The anticancer drug adriamycin binds iron and these complexes cycle to reduce molecular oxygen (Zweier, J. L. (1984) J. Biol. Chem. 259, 6056-6058). Optical absorption, EPR, and Mössbauer spectroscopic data are correlated with polarographic O2 consumption and chemical Fe2+ extraction measurements in order to characterize each step in this cycle. Fe3+ binds to adriamycin at physiologic pH forming a complex with an optical absorbance maximum at 600 nm. EPR signals at g = 4.2 and g = 2.01, and a doublet Mössbauer spectrum with isomer shift delta = 0.57 mm/s and quadrupole splitting delta EQ = 0.74 mm/s are observed indicating that the Fe3+ bound to adriamycin is high spin S = 5/2. Under anaerobic conditions the absorbance maximum at 600 nm decreases with an exponential decay constant = 0.77 h-1, and the EPR and Mössbauer spectra of Fe3+-adriamycin similarly decrease as the Fe3+ is reduced to EPR silent Fe2+. The Fe2+-adriamycin complex which is formed exhibits a Mössbauer spectrum with delta = 1.18 mm/s and delta EQ = 1.82 mm/s indicative of high spin Fe2+. As the EPR spectra of Fe3+-adriamycin decrease on reduction of the Fe3+ to Fe2+ a signal of the oxidized adriamycin free radical appears at g = 2.004 with line width of 8 G. On exposure to O2 the absorption maximum at 600 nm, the Fe3+ EPR, and the Fe3+ Mössbauer spectra all return.

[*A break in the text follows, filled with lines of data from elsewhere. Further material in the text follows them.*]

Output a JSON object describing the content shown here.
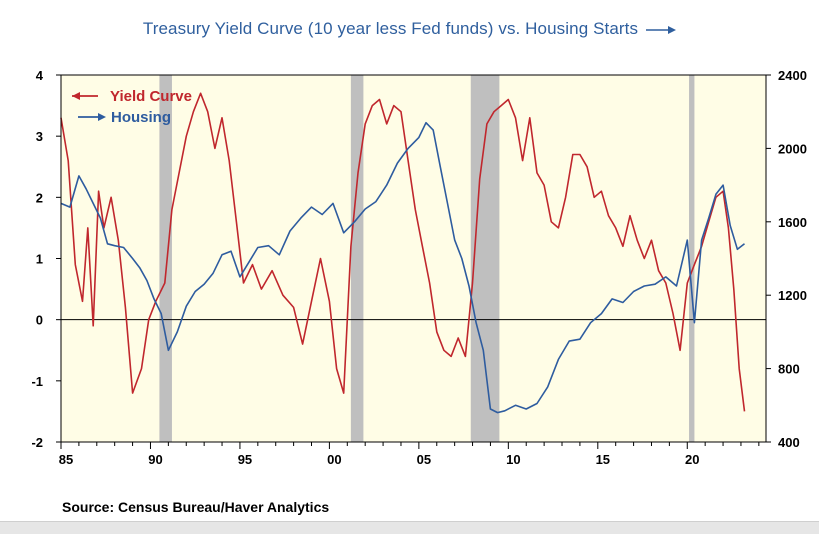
{
  "chart_data": {
    "type": "line",
    "title": "Treasury Yield Curve (10 year less Fed funds) vs. Housing Starts",
    "source": "Source:  Census Bureau/Haver Analytics",
    "x_ticks": [
      1985,
      1990,
      1995,
      2000,
      2005,
      2010,
      2015,
      2020
    ],
    "x_tick_labels": [
      "85",
      "90",
      "95",
      "00",
      "05",
      "10",
      "15",
      "20"
    ],
    "xlim": [
      1985.0,
      2024.4
    ],
    "y_left": {
      "ylim": [
        -2,
        4
      ],
      "ticks": [
        -2,
        -1,
        0,
        1,
        2,
        3,
        4
      ],
      "tick_labels": [
        "-2",
        "-1",
        "0",
        "1",
        "2",
        "3",
        "4"
      ]
    },
    "y_right": {
      "ylim": [
        400,
        2400
      ],
      "ticks": [
        400,
        800,
        1200,
        1600,
        2000,
        2400
      ],
      "tick_labels": [
        "400",
        "800",
        "1200",
        "1600",
        "2000",
        "2400"
      ]
    },
    "recessions": [
      [
        1990.5,
        1991.2
      ],
      [
        2001.2,
        2001.9
      ],
      [
        2007.9,
        2009.5
      ],
      [
        2020.1,
        2020.4
      ]
    ],
    "legend": {
      "position": "top-left"
    },
    "colors": {
      "yield_curve": "#c0272d",
      "housing": "#2e5c9f",
      "plot_bg": "#fffde6",
      "recession": "#bfbfbf"
    },
    "series": [
      {
        "name": "Yield Curve",
        "axis": "left",
        "x": [
          1985.0,
          1985.4,
          1985.8,
          1986.2,
          1986.5,
          1986.8,
          1987.1,
          1987.4,
          1987.8,
          1988.2,
          1988.6,
          1989.0,
          1989.5,
          1989.9,
          1990.3,
          1990.8,
          1991.2,
          1991.6,
          1992.0,
          1992.4,
          1992.8,
          1993.2,
          1993.6,
          1994.0,
          1994.4,
          1994.8,
          1995.2,
          1995.7,
          1996.2,
          1996.8,
          1997.4,
          1998.0,
          1998.5,
          1999.0,
          1999.5,
          2000.0,
          2000.4,
          2000.8,
          2001.2,
          2001.6,
          2002.0,
          2002.4,
          2002.8,
          2003.2,
          2003.6,
          2004.0,
          2004.4,
          2004.8,
          2005.2,
          2005.6,
          2006.0,
          2006.4,
          2006.8,
          2007.2,
          2007.6,
          2008.0,
          2008.4,
          2008.8,
          2009.2,
          2009.6,
          2010.0,
          2010.4,
          2010.8,
          2011.2,
          2011.6,
          2012.0,
          2012.4,
          2012.8,
          2013.2,
          2013.6,
          2014.0,
          2014.4,
          2014.8,
          2015.2,
          2015.6,
          2016.0,
          2016.4,
          2016.8,
          2017.2,
          2017.6,
          2018.0,
          2018.4,
          2018.8,
          2019.2,
          2019.6,
          2020.0,
          2020.4,
          2020.8,
          2021.2,
          2021.6,
          2022.0,
          2022.3,
          2022.6,
          2022.9,
          2023.2
        ],
        "values": [
          3.3,
          2.6,
          0.9,
          0.3,
          1.5,
          -0.1,
          2.1,
          1.5,
          2.0,
          1.3,
          0.2,
          -1.2,
          -0.8,
          0.0,
          0.3,
          0.6,
          1.8,
          2.4,
          3.0,
          3.4,
          3.7,
          3.4,
          2.8,
          3.3,
          2.6,
          1.6,
          0.6,
          0.9,
          0.5,
          0.8,
          0.4,
          0.2,
          -0.4,
          0.3,
          1.0,
          0.3,
          -0.8,
          -1.2,
          1.2,
          2.4,
          3.2,
          3.5,
          3.6,
          3.2,
          3.5,
          3.4,
          2.6,
          1.8,
          1.2,
          0.6,
          -0.2,
          -0.5,
          -0.6,
          -0.3,
          -0.6,
          0.6,
          2.3,
          3.2,
          3.4,
          3.5,
          3.6,
          3.3,
          2.6,
          3.3,
          2.4,
          2.2,
          1.6,
          1.5,
          2.0,
          2.7,
          2.7,
          2.5,
          2.0,
          2.1,
          1.7,
          1.5,
          1.2,
          1.7,
          1.3,
          1.0,
          1.3,
          0.8,
          0.6,
          0.1,
          -0.5,
          0.6,
          0.9,
          1.2,
          1.6,
          2.0,
          2.1,
          1.5,
          0.5,
          -0.8,
          -1.5
        ]
      },
      {
        "name": "Housing",
        "axis": "right",
        "x": [
          1985.0,
          1985.5,
          1986.0,
          1986.4,
          1986.8,
          1987.2,
          1987.6,
          1988.0,
          1988.5,
          1989.0,
          1989.4,
          1989.8,
          1990.2,
          1990.6,
          1991.0,
          1991.5,
          1992.0,
          1992.5,
          1993.0,
          1993.5,
          1994.0,
          1994.5,
          1995.0,
          1995.5,
          1996.0,
          1996.6,
          1997.2,
          1997.8,
          1998.4,
          1999.0,
          1999.6,
          2000.2,
          2000.8,
          2001.4,
          2002.0,
          2002.6,
          2003.2,
          2003.8,
          2004.4,
          2005.0,
          2005.4,
          2005.8,
          2006.2,
          2006.6,
          2007.0,
          2007.4,
          2007.8,
          2008.2,
          2008.6,
          2009.0,
          2009.4,
          2009.8,
          2010.4,
          2011.0,
          2011.6,
          2012.2,
          2012.8,
          2013.4,
          2014.0,
          2014.6,
          2015.2,
          2015.8,
          2016.4,
          2017.0,
          2017.6,
          2018.2,
          2018.8,
          2019.4,
          2020.0,
          2020.4,
          2020.8,
          2021.2,
          2021.6,
          2022.0,
          2022.4,
          2022.8,
          2023.2
        ],
        "values": [
          1700,
          1680,
          1850,
          1780,
          1700,
          1620,
          1480,
          1470,
          1460,
          1400,
          1350,
          1280,
          1180,
          1100,
          900,
          1000,
          1140,
          1220,
          1260,
          1320,
          1420,
          1440,
          1300,
          1380,
          1460,
          1470,
          1420,
          1550,
          1620,
          1680,
          1640,
          1700,
          1540,
          1600,
          1670,
          1710,
          1800,
          1920,
          2000,
          2060,
          2140,
          2100,
          1900,
          1700,
          1500,
          1400,
          1250,
          1050,
          900,
          580,
          560,
          570,
          600,
          580,
          610,
          700,
          850,
          950,
          960,
          1050,
          1100,
          1180,
          1160,
          1220,
          1250,
          1260,
          1300,
          1250,
          1500,
          1050,
          1500,
          1620,
          1750,
          1800,
          1580,
          1450,
          1480
        ]
      }
    ]
  }
}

Polarographic measurements demonstrate that O2 is consumed and that H2O2 is formed. Addition of high affinity Fe2+ chelators block O2 consumption indicating that Fe2+ formation is essential for O2 reduction. This cycle of iron-mediated O2 reduction can explain the formation of the reactive reduced oxygen and adriamycin radicals which are thought to mediate the biological activity of adriamycin.